Lipomas are the most common cause for a lump under the skin. They may be single although some people make multiple lipomas particularly on their arms although they may occur anywhere in the body. Frequently they are quite small measuring up to an inch (2cm) in size although they can grow to be very large. Typically they cause few symptoms but they can be quite tender even painful. A condition where there are lots of painful lipomas is called Dercum’s disease.

Malignant tumours of fat, called liposarcomas, are very rare. Benign lipomas do not become cancerous ( not turn into liposarcomas).

If a lump is confidently diagnosed as a lipoma there is no need for it to be removed if it is not painful or growing. If it is causing symptoms or there is doubt about the diagnosis then surgical removal is usually advisable.


The operation is usually carried out under local anaesthetic (injection to make the skin numb). Larger lipomas or those lying deeper, such as in muscle, may require a general anaesthetic (asleep). It is usually classified as an outpatient or daycase procedure. You are usually only in the hospital for a short period before and after the procedure. With larger lipomas a surgical drain and an overnight stay in hospital may be necessary.


Usually a cut is made over the lump which is then removed. If the lump is in the skin then it is usually excised by removing a diamond shaped piece of skin with the cyst in the centre. The diamond shape is then closed with stitches to leave a straight line. Stitches may be absorbable (dissolving) or may need to be removed. On the face usually stitches that need to be removed are used.

Testing (histology)

It is usual practice for all bits of skin or lumps that are removed to be sent to the histology laboratory for analysis to check they are benign. In some instances the diagnosis may be so clear that this is not necessary.
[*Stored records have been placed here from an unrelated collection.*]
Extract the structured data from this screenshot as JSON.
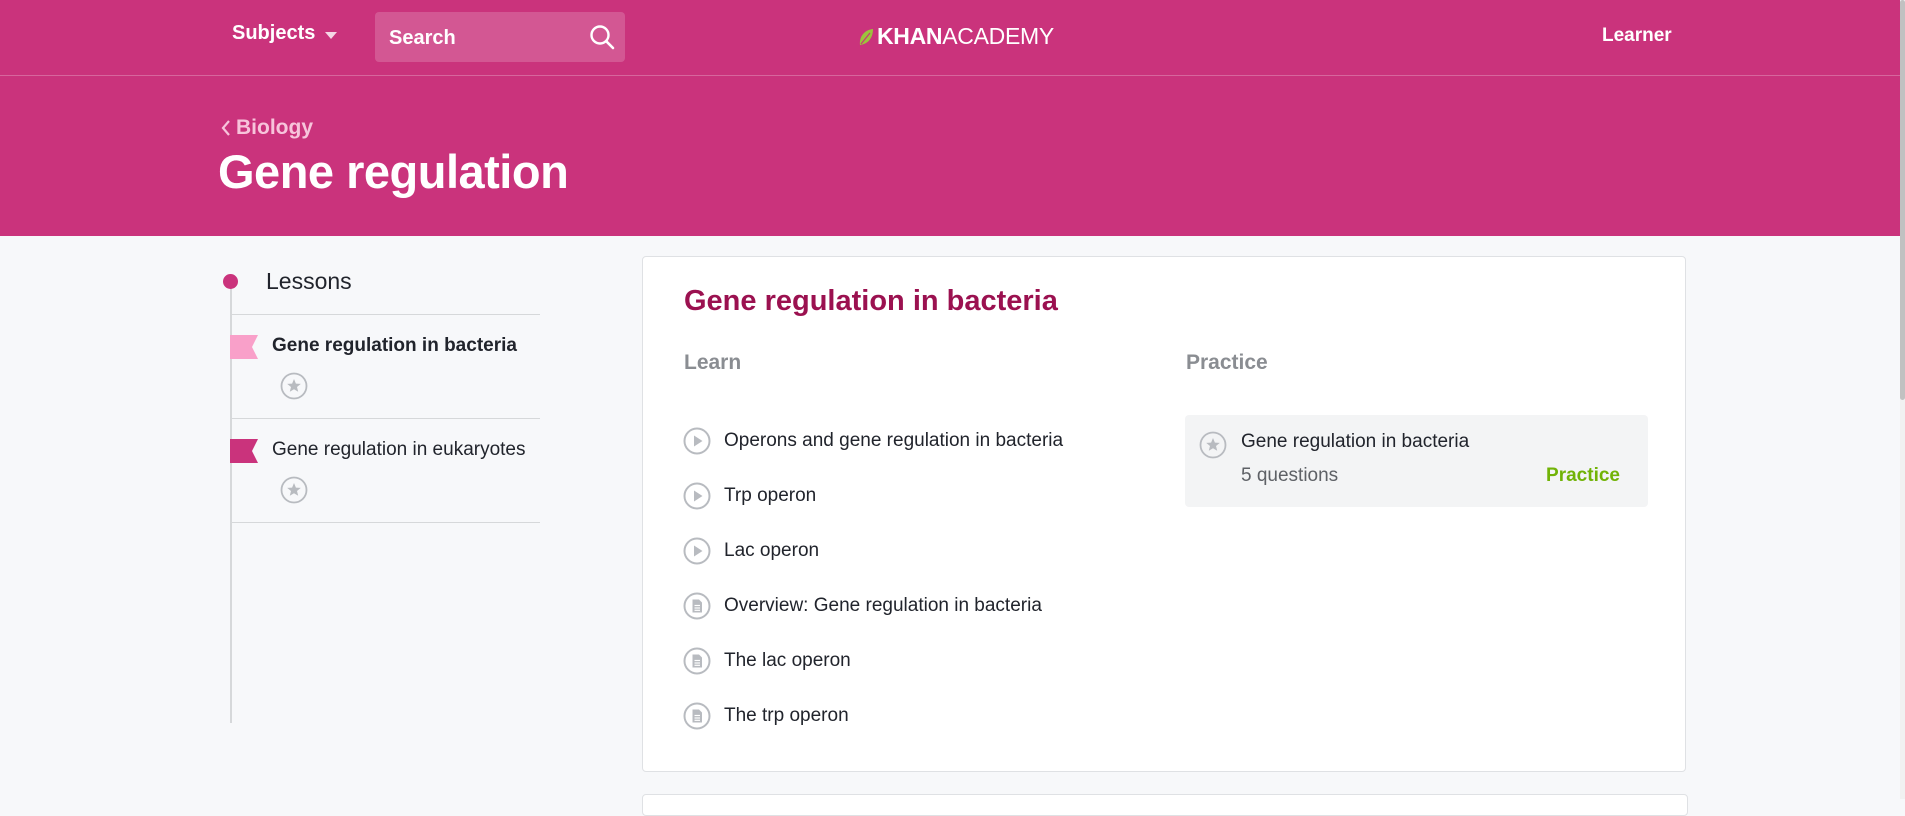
{
  "nav": {
    "subjects_label": "Subjects",
    "search_placeholder": "Search",
    "logo_bold": "KHAN",
    "logo_light": "ACADEMY",
    "learner_label": "Learner"
  },
  "hero": {
    "breadcrumb": "Biology",
    "title": "Gene regulation"
  },
  "sidebar": {
    "heading": "Lessons",
    "items": [
      {
        "label": "Gene regulation in bacteria"
      },
      {
        "label": "Gene regulation in eukaryotes"
      }
    ]
  },
  "lesson": {
    "title": "Gene regulation in bacteria",
    "learn_heading": "Learn",
    "practice_heading": "Practice",
    "learn_items": [
      {
        "label": "Operons and gene regulation in bacteria",
        "icon": "video-icon"
      },
      {
        "label": "Trp operon",
        "icon": "video-icon"
      },
      {
        "label": "Lac operon",
        "icon": "video-icon"
      },
      {
        "label": "Overview: Gene regulation in bacteria",
        "icon": "article-icon"
      },
      {
        "label": "The lac operon",
        "icon": "article-icon"
      },
      {
        "label": "The trp operon",
        "icon": "article-icon"
      }
    ],
    "practice": {
      "title": "Gene regulation in bacteria",
      "count": "5 questions",
      "button": "Practice"
    }
  },
  "colors": {
    "brand": "#ca337c",
    "title": "#9b1150",
    "practice_green": "#71b307"
  }
}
With all surgery there is the possibility of complications. The main complications with removal of lipomas are:

Bleeding: bleeding following surgery occasionally results in the need to re-operate to stop bleeding or to remove a build up of blood under the skin (haematoma).

Infection: there is always a small risk of an infection with surgery. Usually these will settle with antibiotics. Rarely they can be serious.

Wound break down and slow healing: if the wound opens up, usually due to infection, then healing can be slow afterwards.

Damage to nerves: at certain sites, particularly on the face, there are small but important nerves running under the skin. These can be damaged during surgery. It is more likely where there are deeper lumps.

Poor scarring: scarring depends more on how an individual heals than on how the operation is carried out. Some people make great scars that may be difficult to see. Other people’s scars may stretch or turn hypertrophic and keloid. Hypertrophic and keloid scars tend to be lumpy, red, itchy even painful and may take a long time to settle.

Recurrence:  lipomas that have been removed may sometimes grow back.